22. A resynthesized primer comprising a nucleic acid sequence selected from the group consisting of SEQ ID NOs 9, 10, or 11, or variants thereof, wherein said primer is blocked at the 3' end to prevent extension of said primer until said blocking is removed.

23. The primer of claim 22, wherein the end-capping group is a phosphate group.

24. A solid support for sequencing, wherein the support comprises a plurality of lawn primers immobilized thereon and a plurality of dormant lawn primers immobilized thereon, wherein the dormant lawn primers comprise a blocking 3' group that prevents extension until removed.

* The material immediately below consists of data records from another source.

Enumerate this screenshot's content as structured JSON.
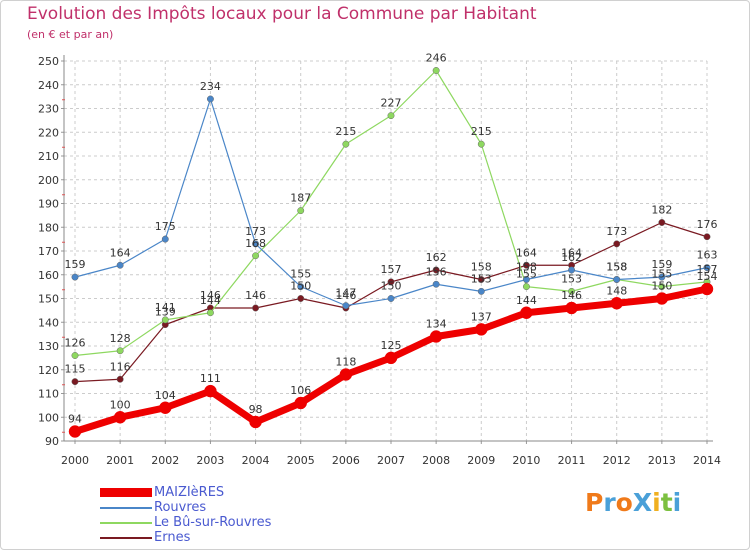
{
  "title": "Evolution des Impôts locaux pour la Commune par Habitant",
  "subtitle": "(en € et par an)",
  "logo": {
    "text": "ProXiti",
    "letters": [
      {
        "ch": "P",
        "color": "#f07a1a"
      },
      {
        "ch": "r",
        "color": "#4aa0d8"
      },
      {
        "ch": "o",
        "color": "#f07a1a"
      },
      {
        "ch": "X",
        "color": "#4aa0d8"
      },
      {
        "ch": "i",
        "color": "#f0b020"
      },
      {
        "ch": "t",
        "color": "#7cc040"
      },
      {
        "ch": "i",
        "color": "#4aa0d8"
      }
    ]
  },
  "chart_data": {
    "type": "line",
    "x": [
      "2000",
      "2001",
      "2002",
      "2003",
      "2004",
      "2005",
      "2006",
      "2007",
      "2008",
      "2009",
      "2010",
      "2011",
      "2012",
      "2013",
      "2014"
    ],
    "ylim": [
      90,
      250
    ],
    "yticks": [
      90,
      100,
      110,
      120,
      130,
      140,
      150,
      160,
      170,
      180,
      190,
      200,
      210,
      220,
      230,
      240,
      250
    ],
    "grid": true,
    "legend_position": "bottom-left",
    "series": [
      {
        "name": "MAIZIèRES",
        "color": "#ee0000",
        "width": 7,
        "values": [
          94,
          100,
          104,
          111,
          98,
          106,
          118,
          125,
          134,
          137,
          144,
          146,
          148,
          150,
          154
        ]
      },
      {
        "name": "Rouvres",
        "color": "#4a86c8",
        "width": 1.2,
        "values": [
          159,
          164,
          175,
          234,
          173,
          155,
          147,
          150,
          156,
          153,
          158,
          162,
          158,
          159,
          163
        ]
      },
      {
        "name": "Le Bû-sur-Rouvres",
        "color": "#8ed860",
        "width": 1.2,
        "values": [
          126,
          128,
          141,
          144,
          168,
          187,
          215,
          227,
          246,
          215,
          155,
          153,
          158,
          155,
          157
        ]
      },
      {
        "name": "Ernes",
        "color": "#7a1a22",
        "width": 1.2,
        "values": [
          115,
          116,
          139,
          146,
          146,
          150,
          146,
          157,
          162,
          158,
          164,
          164,
          173,
          182,
          176
        ]
      }
    ]
  }
}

25. The solid support according to claim 24, wherein the fur primer is selected from the group consisting of P5 and P7 primers, wherein P5 comprises a nucleic acid sequence as defined in SEQ ID No. 1 or a variant thereof, and wherein P7 comprises a nucleic acid sequence as defined in SEQ ID No. 2 or a variant thereof.

26. The solid support according to claim 24 or 25, wherein the dormant fur primer is a P5 or P7 primer, wherein P5 comprises a nucleic acid sequence as defined in SEQ ID No. 1 or a fragment thereof, and wherein P7 comprises a nucleic acid sequence as defined in SEQ ID No. 2 or a variant fragment thereof.

27. The solid support according to any one of claims 24 to 26, wherein the fragment is 5bp to 25bp.

28. The solid support of claim 27, wherein the fragment is 9bp, 10bp, or 13bp.

29. The solid support according to claim 28, wherein the dormant fur primer comprises a nucleic acid sequence as defined in SEQ ID NO 9, 10 or 11 or a variant thereof.

30. The solid support of any one of claims 24-29, wherein the dormant fur primer is blocked at the 3' end with a phosphate group.

31. The solid support of any one of claims 24-30, wherein the ratio of the fur primer to the dormant fur primer is selected from the group consisting of 5:1, 4:1, 3:1, 2:1, 1:1 and 1:2, 1:3, 1:4 and 1:5.